At the time the SS. Broompark arrived in the United States, it was the practice of the Immigration and Naturalization Service not to inspect the crews of vessels arriving solely for bunkers. The only justification for this position was that the vessel was not arriving in the United States in contemplation of section 20 of the Immigration Act of 1924. Some time after the Broompark decision, the Immigration and Naturalization Service changed its attitude. Instructions were issued to inspect all seamen arriving on vessels, even though the vessel was entering solely for bunkering. In accordance with such instructions, the crew of the SS. Lake Minnewanka was inspected upon the arrival of that vessel at Honolulu on August 8, 1949. In this respect the case now before us is basically different from the situation confronting us in the Broompark matter. Here, there was inspection. An order was issued to detain on board and that order was violated by the escape of the alien. In the Broompark case there was no inspection of the crew, nor under regulations then in force was an inspection contemplated. It was, of course, unreasonable to suppose that the provisions of section 20 of the Immigration Act of 1924 requiring detention of seamen on board until inspected had application in a case where the Immigration and Naturalization Service considered inspection not warranted by law. We do not feel, therefore, that the Broompark decision is necessarily decisive in the matter now before us.

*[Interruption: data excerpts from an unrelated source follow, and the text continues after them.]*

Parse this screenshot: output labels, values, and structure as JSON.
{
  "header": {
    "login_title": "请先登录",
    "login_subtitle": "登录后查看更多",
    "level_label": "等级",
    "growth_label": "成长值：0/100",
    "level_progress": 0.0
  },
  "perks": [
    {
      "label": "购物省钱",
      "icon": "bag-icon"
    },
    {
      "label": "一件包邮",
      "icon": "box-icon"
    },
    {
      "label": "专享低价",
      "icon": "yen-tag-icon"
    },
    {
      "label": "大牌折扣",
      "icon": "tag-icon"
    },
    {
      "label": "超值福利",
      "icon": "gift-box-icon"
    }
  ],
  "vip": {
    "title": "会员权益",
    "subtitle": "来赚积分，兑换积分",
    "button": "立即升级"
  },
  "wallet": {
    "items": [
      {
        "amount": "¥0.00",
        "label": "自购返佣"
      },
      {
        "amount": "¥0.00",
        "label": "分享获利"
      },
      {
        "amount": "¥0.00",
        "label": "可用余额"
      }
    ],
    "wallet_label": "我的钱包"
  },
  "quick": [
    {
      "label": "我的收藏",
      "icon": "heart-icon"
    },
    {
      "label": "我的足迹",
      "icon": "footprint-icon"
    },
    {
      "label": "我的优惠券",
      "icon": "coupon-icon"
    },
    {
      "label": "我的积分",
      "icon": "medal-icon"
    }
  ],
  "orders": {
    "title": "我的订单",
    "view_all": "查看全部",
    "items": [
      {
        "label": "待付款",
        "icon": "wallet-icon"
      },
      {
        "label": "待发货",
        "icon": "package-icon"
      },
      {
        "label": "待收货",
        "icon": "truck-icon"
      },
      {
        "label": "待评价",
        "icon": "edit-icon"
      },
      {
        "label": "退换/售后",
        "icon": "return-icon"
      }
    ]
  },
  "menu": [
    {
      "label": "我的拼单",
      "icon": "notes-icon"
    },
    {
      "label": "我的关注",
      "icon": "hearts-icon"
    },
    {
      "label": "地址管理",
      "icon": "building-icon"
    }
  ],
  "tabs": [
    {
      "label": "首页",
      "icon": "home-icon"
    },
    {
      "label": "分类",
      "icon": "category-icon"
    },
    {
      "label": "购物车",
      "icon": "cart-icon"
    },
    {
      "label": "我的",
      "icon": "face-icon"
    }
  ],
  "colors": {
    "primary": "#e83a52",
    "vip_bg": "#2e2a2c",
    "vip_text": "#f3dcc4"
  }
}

As above stated, the Immigration and Naturalization Service subsequent to the Broompark decision did instruct its field officers to treat the arrival of a vessel for bunkering as an "arrival" in the United States requiring inspection under section 20 of the Immigration Act of 1924, although the applicable regulations did not in terms so require and did not indicate whether a coming for bunkers was an "arrival" (8 C.F.R. 120.3).

However, the term "arriving" of a vessel as used in connection with the detention of alien seamen was interpreted by the Attorney General in a regulation signed on December 19, 1952 ( 17 F.R. 11469), in connection with Public Law 414. The section of Public Law 414 interpreted (sec. 254 (a)) is substantially similar to the section in question and the interpretation should therefore be given consideration here. Meaning was given to the term in question by the Attorney General as follows:

"Arriving in the United States from any place outside thereof" as used in section 254 [Public Law 414].

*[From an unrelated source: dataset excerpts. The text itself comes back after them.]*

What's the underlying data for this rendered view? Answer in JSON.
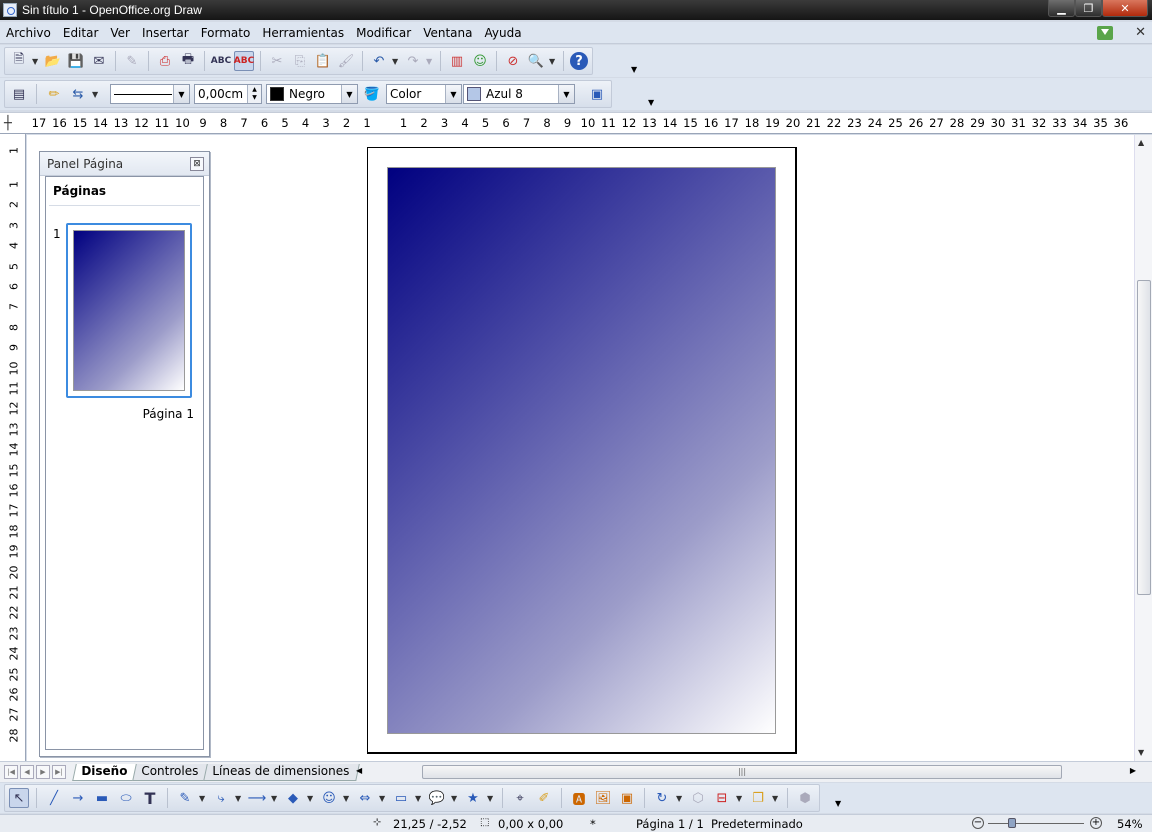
{
  "window": {
    "title": "Sin título 1 - OpenOffice.org Draw"
  },
  "menu": [
    {
      "label": "Archivo"
    },
    {
      "label": "Editar"
    },
    {
      "label": "Ver"
    },
    {
      "label": "Insertar"
    },
    {
      "label": "Formato"
    },
    {
      "label": "Herramientas"
    },
    {
      "label": "Modificar"
    },
    {
      "label": "Ventana"
    },
    {
      "label": "Ayuda"
    }
  ],
  "line_toolbar": {
    "line_width": "0,00cm",
    "line_color": "Negro",
    "line_color_hex": "#000000",
    "area_style": "Color",
    "area_fill": "Azul 8",
    "area_fill_hex": "#b4c7e7"
  },
  "ruler": {
    "horizontal": [
      "17",
      "16",
      "15",
      "14",
      "13",
      "12",
      "11",
      "10",
      "9",
      "8",
      "7",
      "6",
      "5",
      "4",
      "3",
      "2",
      "1",
      "1",
      "2",
      "3",
      "4",
      "5",
      "6",
      "7",
      "8",
      "9",
      "10",
      "11",
      "12",
      "13",
      "14",
      "15",
      "16",
      "17",
      "18",
      "19",
      "20",
      "21",
      "22",
      "23",
      "24",
      "25",
      "26",
      "27",
      "28",
      "29",
      "30",
      "31",
      "32",
      "33",
      "34",
      "35",
      "36"
    ],
    "vertical": [
      "1",
      "1",
      "2",
      "3",
      "4",
      "5",
      "6",
      "7",
      "8",
      "9",
      "10",
      "11",
      "12",
      "13",
      "14",
      "15",
      "16",
      "17",
      "18",
      "19",
      "20",
      "21",
      "22",
      "23",
      "24",
      "25",
      "26",
      "27",
      "28"
    ]
  },
  "panel": {
    "title": "Panel Página",
    "section": "Páginas",
    "slide_number": "1",
    "slide_label": "Página 1"
  },
  "page": {
    "gradient_start": "#000080",
    "gradient_end": "#ffffff"
  },
  "tabs": [
    {
      "label": "Diseño",
      "active": true
    },
    {
      "label": "Controles",
      "active": false
    },
    {
      "label": "Líneas de dimensiones",
      "active": false
    }
  ],
  "status": {
    "position": "21,25 / -2,52",
    "size": "0,00 x 0,00",
    "modified": "*",
    "page": "Página 1 / 1",
    "style": "Predeterminado",
    "zoom_minus": "−",
    "zoom_plus": "+",
    "zoom": "54%"
  }
}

means any coming from a foreign port or place or from an outlying possession of the United States to or into the United States or the territorial waters or overlying airspace thereof.

Certain exceptions which do not relate are then set forth (8 C.F.R. 1.1 (b) (4)).

In view of the foregoing, we conclude that the Broompark decision of May 10, 1944, is not applicable to the case before us and the fine was properly imposed.

Order: It is ordered that fine be imposed. The amount involved is $1,000.